Daria Akui Belum Maksimal Para Penegak Perda di Kabupaten Lingga

Diterbitkan oleh pada Selasa, 28 April 2015 12:56 WIB dengan kategori Lingga dan sudah 1.167 kali ditampilkan

LINGGA - Masih belum maksimalnya kinerja beban tugas yang dijalankan para penegak Perda di Kabupaten Lingga ini, yaitu anggota Satuan Polisi Pamong Praja dan Linmas, diakui Bupati Lingga H.Daria, Senin (27/04)


Pada peringatan HUT Satpol PP ke-65 dan Linmas ke-53. Hal tersebut dibuktikan dengan tidak sampai 50 persen anggota Satpol PP Kabupaten Lingga yang berstatus sebagai PNS dan sisanya hanya berstatus sebagai Honorer.


H.Daria mengaku bahwa jumlah Satpol PP di Lingga belum maksimal, sehingga pelaksanaan tugas sebagai penegak Perda belum dapat maksimal.

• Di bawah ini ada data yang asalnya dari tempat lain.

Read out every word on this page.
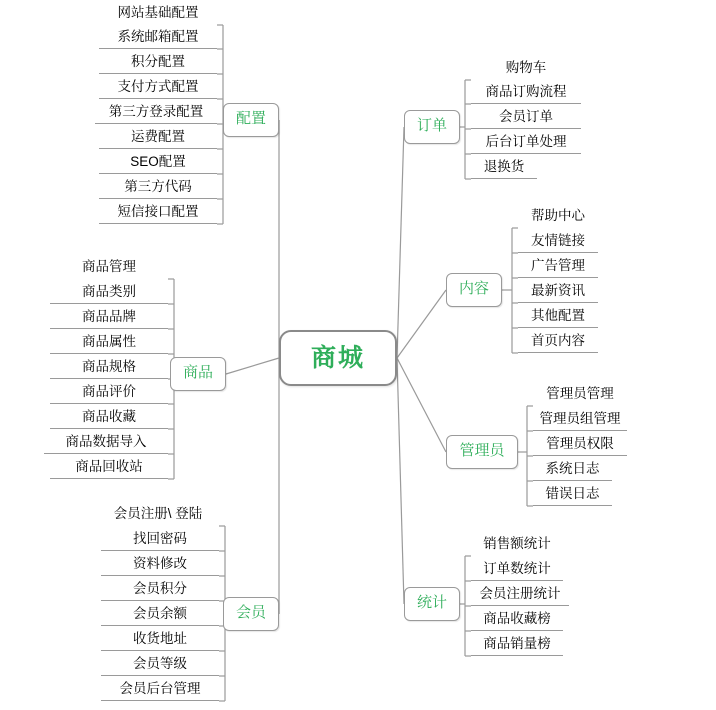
商城
配置
网站基础配置
系统邮箱配置
积分配置
支付方式配置
第三方登录配置
运费配置
SEO配置
第三方代码
短信接口配置
商品
商品管理
商品类别
商品品牌
商品属性
商品规格
商品评价
商品收藏
商品数据导入
商品回收站
会员
会员注册\ 登陆
找回密码
资料修改
会员积分
会员余额
收货地址
会员等级
会员后台管理
订单
购物车
商品订购流程
会员订单
后台订单处理
退换货
内容
帮助中心
友情链接
广告管理
最新资讯
其他配置
首页内容
管理员
管理员管理
管理员组管理
管理员权限
系统日志
错误日志
统计
销售额统计
订单数统计
会员注册统计
商品收藏榜
商品销量榜
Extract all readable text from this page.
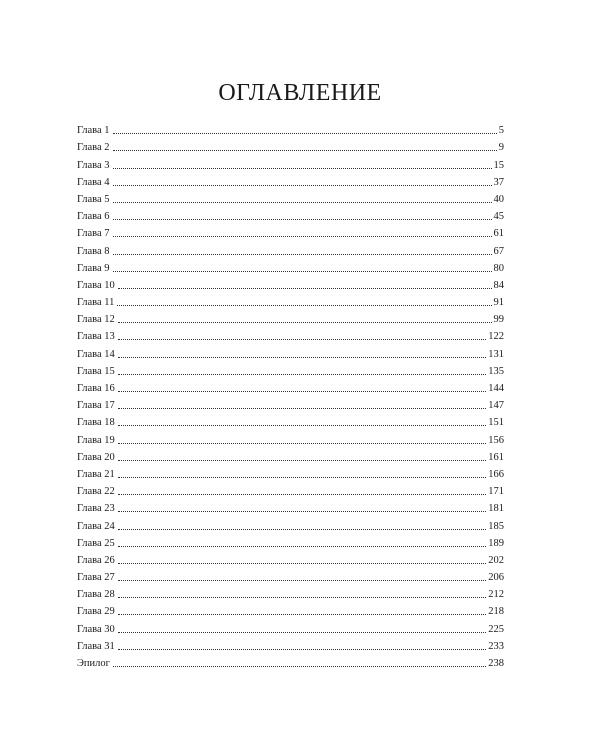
ОГЛАВЛЕНИЕ
Глава 1	5
Глава 2	9
Глава 3	15
Глава 4	37
Глава 5	40
Глава 6	45
Глава 7	61
Глава 8	67
Глава 9	80
Глава 10	84
Глава 11	91
Глава 12	99
Глава 13	122
Глава 14	131
Глава 15	135
Глава 16	144
Глава 17	147
Глава 18	151
Глава 19	156
Глава 20	161
Глава 21	166
Глава 22	171
Глава 23	181
Глава 24	185
Глава 25	189
Глава 26	202
Глава 27	206
Глава 28	212
Глава 29	218
Глава 30	225
Глава 31	233
Эпилог	238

"Kita akui banyak perda yang belum maksimal ditegakkan, selain itu pemberian keamanan kepada masyarakat masih belum maksimal. Tetapi kita juga mengakui jumlah Satpol PP kita masih belum mencukupi. Jadi kita harapkan ke depan selangkah demi selangkah akan terus benahi hal tersebut," kata Daria.


Sementara itu, Kepala Satuan Polisi Pamong Praja Kabupaten Lingga Abdul Jamal mengatakan jumlah anggotanya sebanyak 160 orang dan sebagian besar masih berstatus tenaga Honorer. Meskipun begitu, selama ini Pemkab Lingga telah berupaya semaksimal mungkin untuk memberikan kesejahteraan bagi Satpol PP ini namun keterbatasan anggaran menjadi salah satu kendala utama.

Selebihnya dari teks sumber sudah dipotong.